When the Galaxy S9 was announced earlier this year, Samsung said that it expected the new flagship to outperform the Galaxy S8. Reports to the contrary soon started trickling in. They claimed that the Galaxy S9 sales were slow. Customers in Samsung’s home country of South Korea were said to be particularly uninterested as the Galaxy S9 and Galaxy S9+ reportedly hit record lows.
A recent report claimed that it’s the first time in the history of the Galaxy S series that Q2 sales are lower than Q1. All market reports pointed to an acute underperformance by the flagship duo. Some have even claimed that it’s Samsung’s worst-selling Galaxy S flagship since the Galaxy S3 which came out in 2012.
Samsung had hinted at this much in its earnings guidance for Q2 2018. The company released its full earnings for the quarter today and confirmed that the Galaxy S9 sales have been below expectations.
Galaxy S9 sales
Samsung’s earnings for the second quarter of this year are down 4 percent compared to a year earlier. The company blamed this on multiple factors including “slow sales of the Galaxy S9.” It mentions the stagnant high-end smartphone market as one of the reasons for the underperformance of this year’s flagship.

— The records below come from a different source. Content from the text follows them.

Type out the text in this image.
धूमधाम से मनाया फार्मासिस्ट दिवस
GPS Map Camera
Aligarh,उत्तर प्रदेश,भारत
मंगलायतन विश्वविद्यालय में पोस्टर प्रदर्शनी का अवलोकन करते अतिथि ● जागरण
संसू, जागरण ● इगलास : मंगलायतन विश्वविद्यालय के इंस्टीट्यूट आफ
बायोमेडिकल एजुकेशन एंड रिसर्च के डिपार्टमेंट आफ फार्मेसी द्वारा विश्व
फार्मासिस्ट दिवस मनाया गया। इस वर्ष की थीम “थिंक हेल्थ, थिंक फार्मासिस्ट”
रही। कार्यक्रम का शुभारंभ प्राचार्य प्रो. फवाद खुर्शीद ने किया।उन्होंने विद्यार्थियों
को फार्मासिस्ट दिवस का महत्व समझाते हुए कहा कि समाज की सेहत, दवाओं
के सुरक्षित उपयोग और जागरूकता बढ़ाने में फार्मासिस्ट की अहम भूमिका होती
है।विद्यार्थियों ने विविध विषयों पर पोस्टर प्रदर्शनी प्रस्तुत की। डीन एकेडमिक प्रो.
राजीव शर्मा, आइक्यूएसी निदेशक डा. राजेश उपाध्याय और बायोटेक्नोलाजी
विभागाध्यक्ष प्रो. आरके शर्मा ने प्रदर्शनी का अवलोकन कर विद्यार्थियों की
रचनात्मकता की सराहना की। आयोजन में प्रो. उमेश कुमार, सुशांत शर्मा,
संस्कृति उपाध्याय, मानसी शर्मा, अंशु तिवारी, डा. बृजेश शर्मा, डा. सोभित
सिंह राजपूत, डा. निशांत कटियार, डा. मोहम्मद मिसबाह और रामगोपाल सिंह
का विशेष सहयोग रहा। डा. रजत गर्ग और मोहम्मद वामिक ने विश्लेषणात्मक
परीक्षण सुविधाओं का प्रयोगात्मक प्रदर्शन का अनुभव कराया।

Samsung doesn’t reveal sales numbers for its smartphones in the earnings reports. It does mention that aside from the overall sluggish smartphone market, increased competition is also the cause of its smartphone shipments and revenues declining quarter-over-quarter. It mentions the slow sales of the flagship duo once again in addition to the phasing out of older low-end models for the decline in revenues.
The company’s mobile division posted 24 trillion won or $21.4 billion in revenue for the quarter with an operating profit of 2.67 trillion won or $2.38 billion. It’s a considerable decline from the 30.1 trillion won or $27 billion in revenue and the 7.59 trillion won or $6.8 billion in profit that the division posted during the same period last year. The Galaxy S8 was actually the world’s best-selling Android smartphone in Q2 last year.
One of the reasons why customers haven’t been that interested in the new flagship duo is that they’re not significantly different from their predecessors. Many customers who purchased the Galaxy S8 saw little reason to upgrade and with competition in the high-end segment heating up, it’s evident that the Galaxy S9 has been unable to generate the kind of response that Samsung was hoping for.